Demis Hassabis picked a specific timeline this week, and the specific part is what ought to focus minds. The DeepMind co-founder and CEO told Axios that today's AI-driven cyber risks are 'warning shots,' and that within 18 months those capabilities, plus far graver biological and nuclear threats, could live inside open-source models beyond any government's control. He laid it out in a personal manifesto published Tuesday morning, 'A Framework for Frontier AI and the Dawning of a New Age.'

The proposal itself is unusually specific for a CEO op-ed. Hassabis wants an AI standards body modeled on FINRA, the private, industry-funded watchdog that polices Wall Street under SEC oversight, funded by industry, staffed by world-class technical experts, and answerable to the US government. Frontier labs would voluntarily share their models with the body up to 30 days before release, for safety testing that probes dangerous cyber, biological and 'deception' capabilities. He wants it stood up by year's end.

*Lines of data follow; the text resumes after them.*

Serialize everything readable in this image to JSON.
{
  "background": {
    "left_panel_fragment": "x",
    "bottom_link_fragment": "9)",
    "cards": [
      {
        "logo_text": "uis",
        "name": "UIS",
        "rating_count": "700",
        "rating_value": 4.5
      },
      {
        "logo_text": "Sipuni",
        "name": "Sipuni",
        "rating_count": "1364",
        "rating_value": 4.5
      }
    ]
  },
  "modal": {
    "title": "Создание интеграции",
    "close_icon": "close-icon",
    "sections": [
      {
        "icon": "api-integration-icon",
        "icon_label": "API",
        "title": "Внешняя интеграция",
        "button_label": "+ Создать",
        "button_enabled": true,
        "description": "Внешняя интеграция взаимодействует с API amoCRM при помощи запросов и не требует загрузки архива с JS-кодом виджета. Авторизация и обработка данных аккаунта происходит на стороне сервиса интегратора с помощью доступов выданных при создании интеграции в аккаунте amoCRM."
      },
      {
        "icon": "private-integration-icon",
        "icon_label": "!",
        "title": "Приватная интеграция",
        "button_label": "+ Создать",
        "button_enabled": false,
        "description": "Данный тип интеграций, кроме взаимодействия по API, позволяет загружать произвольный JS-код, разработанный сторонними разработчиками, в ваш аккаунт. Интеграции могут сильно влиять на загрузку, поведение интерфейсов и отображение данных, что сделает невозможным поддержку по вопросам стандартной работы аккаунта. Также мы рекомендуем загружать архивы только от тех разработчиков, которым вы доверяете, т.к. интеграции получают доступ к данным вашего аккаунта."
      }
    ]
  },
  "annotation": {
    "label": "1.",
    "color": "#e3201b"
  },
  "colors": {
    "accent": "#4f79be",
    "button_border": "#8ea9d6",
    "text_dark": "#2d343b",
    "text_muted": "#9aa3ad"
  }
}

Why this matters if you are not running a frontier lab: the bet is that a voluntary, US-anchored pre-release screen can front-run open-weight distribution of the same capabilities. If the 18-month claim is directionally right, the window to build that screen closes faster than any legislative process usually moves. As TechTimes reported, the body would also carry the power to coordinate an industry-wide slowdown if evaluations warrant it, which is a sharper tool than anything in the current safety-pledge landscape.

The honest caveat is that this is a manifesto plus an exclusive interview from one CEO, not a signed accord. Take the 18-month timeline as Hassabis's estimate, not settled forecast, and take the FINRA analogy as a proposal, not a mandate. What the reporting doesn't give you is participation commitments from OpenAI, Anthropic, Meta, xAI or Chinese labs, coordination with the White House, or how any of this would touch open-weight releases already in the wild.

The direction is the part worth watching. A Nobel-laureate CEO publicly asking for a screen on his own industry, on a countdown, is the sort of signal that tends to pull policy conversations forward faster than the industry expects.